The UK has supplied fighter jets, bombs and missiles to the Saudi-led coalition for use in Yemen worth more than £6.8billion, although actual sales much higher, under its open license system. The weapons were used in the coalition’s targeting of Yemen’s civilian infrastructure, in breach of the UK’s own rules which state that sales should not be allowed where there is a ‘clear risk’ that a weapon “could” be used in a serious violation of international humanitarian law. Right.

The government has continued to sell weapons to Riyadh despite a 2019 court ruling requiring it to stop issuing export licenses for weapons that could be used in the war in Yemen, saying any violation of international humanitarian law were “isolated incidents”. Since then it has authorized an additional £1.6billion in arms sales, according to the Campaign Against the Arms Trade, which is challenging the government’s policy in the High Court.

In September 2020, a UN panel of experts concluded that Saudi-led forces were responsible for IHL violations and concluded that those who armed the perpetrators, including the UK, could ” aiding and assisting” war crimes. The British government has refused to release its database supposedly recording civilian casualties from coalition airstrikes in Yemen.

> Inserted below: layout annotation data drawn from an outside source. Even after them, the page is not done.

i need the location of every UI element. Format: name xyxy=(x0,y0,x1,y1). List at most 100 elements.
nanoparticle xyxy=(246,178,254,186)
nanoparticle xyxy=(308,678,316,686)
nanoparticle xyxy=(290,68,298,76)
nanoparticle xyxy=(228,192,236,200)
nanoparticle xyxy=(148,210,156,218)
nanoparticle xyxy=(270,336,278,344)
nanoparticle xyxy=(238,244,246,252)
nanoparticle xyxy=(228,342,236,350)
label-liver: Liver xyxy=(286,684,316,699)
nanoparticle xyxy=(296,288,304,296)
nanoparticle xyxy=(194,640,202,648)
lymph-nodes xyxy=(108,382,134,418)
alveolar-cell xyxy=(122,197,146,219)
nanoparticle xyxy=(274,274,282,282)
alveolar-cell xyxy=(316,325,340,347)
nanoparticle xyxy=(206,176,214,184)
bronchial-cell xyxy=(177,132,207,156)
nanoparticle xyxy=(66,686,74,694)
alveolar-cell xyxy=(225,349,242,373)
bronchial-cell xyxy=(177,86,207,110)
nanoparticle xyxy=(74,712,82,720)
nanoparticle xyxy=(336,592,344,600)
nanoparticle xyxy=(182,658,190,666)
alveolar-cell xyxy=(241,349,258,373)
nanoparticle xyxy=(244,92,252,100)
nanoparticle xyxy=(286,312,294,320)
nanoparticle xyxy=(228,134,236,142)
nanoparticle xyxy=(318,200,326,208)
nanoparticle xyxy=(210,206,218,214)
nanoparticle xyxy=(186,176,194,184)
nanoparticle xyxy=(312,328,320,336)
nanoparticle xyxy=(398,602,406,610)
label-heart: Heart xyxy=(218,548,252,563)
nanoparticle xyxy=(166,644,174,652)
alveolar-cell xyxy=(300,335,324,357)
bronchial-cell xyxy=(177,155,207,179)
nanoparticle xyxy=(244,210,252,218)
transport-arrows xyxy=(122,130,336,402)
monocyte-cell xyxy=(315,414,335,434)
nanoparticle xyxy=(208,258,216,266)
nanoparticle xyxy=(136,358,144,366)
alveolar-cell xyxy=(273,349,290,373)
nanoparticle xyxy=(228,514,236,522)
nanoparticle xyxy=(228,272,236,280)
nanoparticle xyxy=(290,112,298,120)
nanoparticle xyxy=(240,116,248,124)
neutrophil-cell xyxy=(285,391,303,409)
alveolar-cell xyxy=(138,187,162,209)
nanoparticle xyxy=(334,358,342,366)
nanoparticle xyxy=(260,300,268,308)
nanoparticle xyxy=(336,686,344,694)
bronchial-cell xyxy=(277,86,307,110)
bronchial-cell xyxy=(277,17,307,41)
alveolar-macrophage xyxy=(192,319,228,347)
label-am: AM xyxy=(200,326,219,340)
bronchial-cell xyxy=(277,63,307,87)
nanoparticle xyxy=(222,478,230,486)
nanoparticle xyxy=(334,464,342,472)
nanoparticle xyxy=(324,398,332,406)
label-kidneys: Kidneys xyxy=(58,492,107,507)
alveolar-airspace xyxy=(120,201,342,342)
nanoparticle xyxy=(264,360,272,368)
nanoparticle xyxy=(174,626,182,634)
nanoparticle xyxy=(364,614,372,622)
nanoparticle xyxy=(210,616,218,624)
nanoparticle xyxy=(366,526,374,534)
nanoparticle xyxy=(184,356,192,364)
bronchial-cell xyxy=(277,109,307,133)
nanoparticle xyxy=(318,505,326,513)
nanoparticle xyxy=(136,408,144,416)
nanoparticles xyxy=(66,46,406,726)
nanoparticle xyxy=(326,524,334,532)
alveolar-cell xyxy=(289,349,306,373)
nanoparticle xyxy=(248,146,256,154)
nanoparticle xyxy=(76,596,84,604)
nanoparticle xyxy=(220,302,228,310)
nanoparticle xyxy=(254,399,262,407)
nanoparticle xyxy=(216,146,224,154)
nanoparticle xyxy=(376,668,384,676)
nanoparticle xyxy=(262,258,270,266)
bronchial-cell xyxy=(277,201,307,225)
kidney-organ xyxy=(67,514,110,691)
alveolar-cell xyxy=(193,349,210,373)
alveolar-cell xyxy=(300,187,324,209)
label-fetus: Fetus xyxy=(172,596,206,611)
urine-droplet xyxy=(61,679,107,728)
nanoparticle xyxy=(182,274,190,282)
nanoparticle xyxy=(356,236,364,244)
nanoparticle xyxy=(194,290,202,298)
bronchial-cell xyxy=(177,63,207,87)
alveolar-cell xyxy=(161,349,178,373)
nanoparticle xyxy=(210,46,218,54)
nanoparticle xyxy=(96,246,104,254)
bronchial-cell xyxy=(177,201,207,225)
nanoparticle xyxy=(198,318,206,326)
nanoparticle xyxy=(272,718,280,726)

The Royal Navy’s belated release of news of its seizures of Iranian-made weapons comes ahead of US President Joe Biden’s visit to the Middle East, where he will meet Saudi de facto Crown Prince Mohammed bin Salman – in a reversal of his election campaign pledge to make the kingdom a “pariah” after Salman’s order to assassinate dissident Jamaal Khashoggi in 2018.

Biden’s talks with Middle Eastern leaders in the Saudi Arabian port city of Jeddah later this week aim to cement an anti-Iranian alliance between Israel and the United States’ Arab allies, even if Israel has no official relations with Saudi Arabia and Qatar. It seeks to counter China’s economic presence and political influence in the energy-rich region as part of its broader preparations for war with Russia and China, with which Tehran has increasingly forged ties. narrow.

Last year, the United States absorbed Israel into Centcom, one of the Ministry of Defense’s 11 combatant commands, after the United Arab Emirates, Bahrain, Sudan and Morocco established full diplomatic relations with them. Israel. Centcom covers the Middle East, Egypt, the Horn of Africa, Central Asia and parts of South Asia and is home to the air base and forward operating headquarters in al-Udeid, Qatar.

The timing of the announcement suggests that the crumbling Johnson government is eager to demonstrate its loyalty to the United States’ war campaign. It comes as Washington seeks to reassure its Gulf clients of continued support after years of strained relations and to delegate its policing of the region to its most militarily advanced allies, the United Kingdom and Israel, as he refocuses attention on the Indo-Pacific region to counter China’s growing economic and political influence. Washington is making it increasingly difficult for Tehran to accept its terms for resuming the 2015 nuclear deals after the Trump administration unilaterally abrogated the accord in 2017 and reimposed sanctions the following year.